Huge rise in prescription drug use among children

by David Gutierrez, staff writer

(NaturalNews) The use of long-term prescription drugs by children has increased four times faster among children in the past decade than among the general population, according to a report by Medco Health Solutions.

More than 25 percent of all children, including almost 30 percent of those between the ages of 10 and 19, are now taking at least one prescription drug for a chronic condition. And while rates of some diseases associated with children, such as asthma and attention deficit hyperactivity disorder (ADHD), have indeed increased, most of the effect is driven by conditions typically considered "adult" diseases, such as type 2 diabetes.

"What's surprising is the type of drugs these kids are taking. All these adult drugs are popping up in children, which is really disturbing," said Medco's Robert Epstein.
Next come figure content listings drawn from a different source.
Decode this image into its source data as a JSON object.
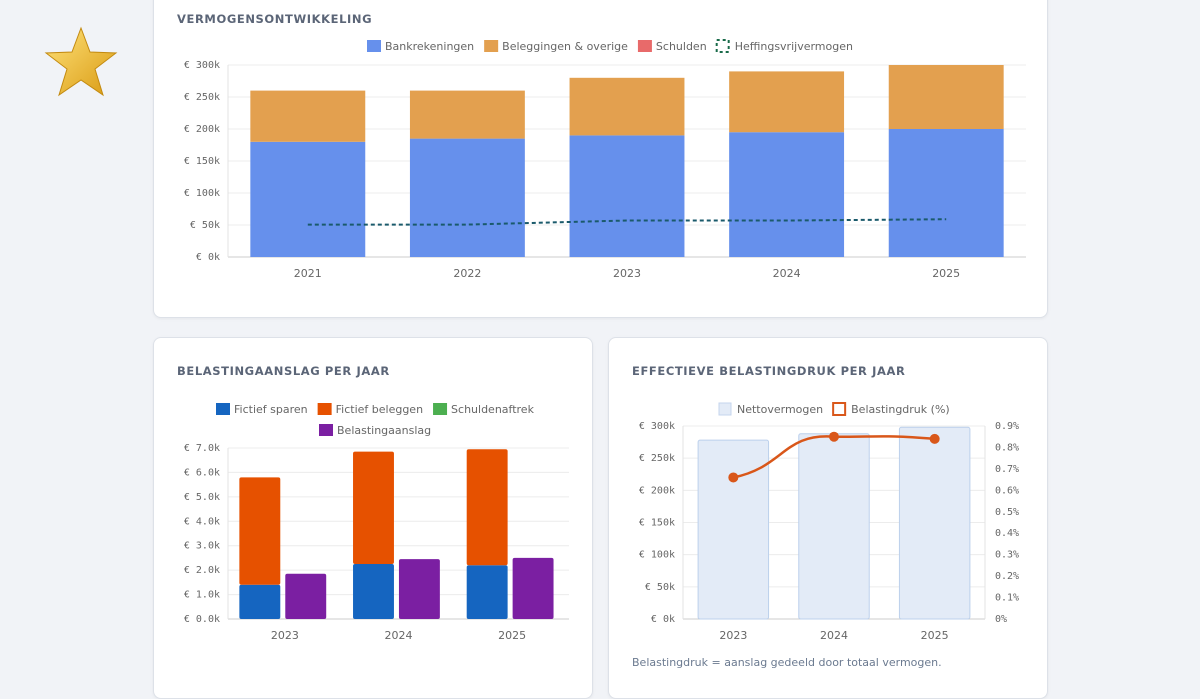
{
  "colors": {
    "bank": "#6690ec",
    "beleg": "#e3a04f",
    "schuld": "#e86a6a",
    "heffing": "#1a6b4a",
    "sparen": "#1565c0",
    "beleggen": "#e65100",
    "schuldenaftrek": "#4caf50",
    "aanslag": "#7b1fa2",
    "netto": "#e3ebf7",
    "druk": "#d9571a"
  },
  "chart_data": [
    {
      "id": "c1",
      "type": "bar",
      "stacked": true,
      "title": "VERMOGENSONTWIKKELING",
      "categories": [
        "2021",
        "2022",
        "2023",
        "2024",
        "2025"
      ],
      "ylim": [
        0,
        300000
      ],
      "yticks": [
        "€ 0k",
        "€ 50k",
        "€ 100k",
        "€ 150k",
        "€ 200k",
        "€ 250k",
        "€ 300k"
      ],
      "legend": "top",
      "series": [
        {
          "name": "Bankrekeningen",
          "values": [
            180000,
            185000,
            190000,
            195000,
            200000
          ]
        },
        {
          "name": "Beleggingen & overige",
          "values": [
            80000,
            75000,
            90000,
            95000,
            100000
          ]
        },
        {
          "name": "Schulden",
          "values": [
            0,
            0,
            0,
            0,
            0
          ]
        },
        {
          "name": "Heffingsvrijvermogen",
          "type": "line",
          "dashed": true,
          "values": [
            50650,
            50650,
            57000,
            57000,
            59000
          ]
        }
      ]
    },
    {
      "id": "c2",
      "type": "bar",
      "title": "BELASTINGAANSLAG PER JAAR",
      "categories": [
        "2023",
        "2024",
        "2025"
      ],
      "ylim": [
        0,
        7000
      ],
      "yticks": [
        "€ 0.0k",
        "€ 1.0k",
        "€ 2.0k",
        "€ 3.0k",
        "€ 4.0k",
        "€ 5.0k",
        "€ 6.0k",
        "€ 7.0k"
      ],
      "legend": "top",
      "series": [
        {
          "name": "Fictief sparen",
          "stack": "a",
          "values": [
            1400,
            2250,
            2200
          ]
        },
        {
          "name": "Fictief beleggen",
          "stack": "a",
          "values": [
            4400,
            4600,
            4750
          ]
        },
        {
          "name": "Schuldenaftrek",
          "stack": "a",
          "values": [
            0,
            0,
            0
          ]
        },
        {
          "name": "Belastingaanslag",
          "stack": "b",
          "values": [
            1850,
            2450,
            2500
          ]
        }
      ]
    },
    {
      "id": "c3",
      "type": "bar+line",
      "title": "EFFECTIEVE BELASTINGDRUK PER JAAR",
      "categories": [
        "2023",
        "2024",
        "2025"
      ],
      "ylim": [
        0,
        300000
      ],
      "y2lim": [
        0,
        0.9
      ],
      "yticks": [
        "€ 0k",
        "€ 50k",
        "€ 100k",
        "€ 150k",
        "€ 200k",
        "€ 250k",
        "€ 300k"
      ],
      "y2ticks": [
        "0%",
        "0.1%",
        "0.2%",
        "0.3%",
        "0.4%",
        "0.5%",
        "0.6%",
        "0.7%",
        "0.8%",
        "0.9%"
      ],
      "legend": "top",
      "series": [
        {
          "name": "Nettovermogen",
          "values": [
            278000,
            288000,
            298000
          ]
        },
        {
          "name": "Belastingdruk (%)",
          "type": "line",
          "axis": "right",
          "values": [
            0.66,
            0.85,
            0.84
          ]
        }
      ],
      "note": "Belastingdruk = aanslag gedeeld door totaal vermogen."
    }
  ]
}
The use of type 2 diabetes drugs in children increased 5.3 percent in 2009, with a total increase of 150 percent since 2001. Among girls between the ages of 10 and 19, the increase was more than 200 percent. Use of cholesterol-lowering drugs increased 50 percent over the same time period, while use of blood pressure drugs increased 24 percent and use of acid reflux drugs increased 147 percent.

"The obesity problem is contributing not just to diabetes but to a lot of other problems," Epstein said.

"We've got to get our arms around some very fast lifestyle modification or we're going to have a real problem, having these adult illnesses show up in children who will have a changing life expectancy if they're going to be sick from a very young age."

The use of antipsychotics in children doubled between 2001 and 2010, but the use of antidepressants actually dropped after reports of increased suicide risk emerged in 2004.

While overall use of ADHD drugs did increase 9.1 percent in 2009, the major area of growth was not among children, as might be expected. Instead, the drugs became more popular among adults between the ages of 20 and 34, with a 21.2 percent increase in prescriptions.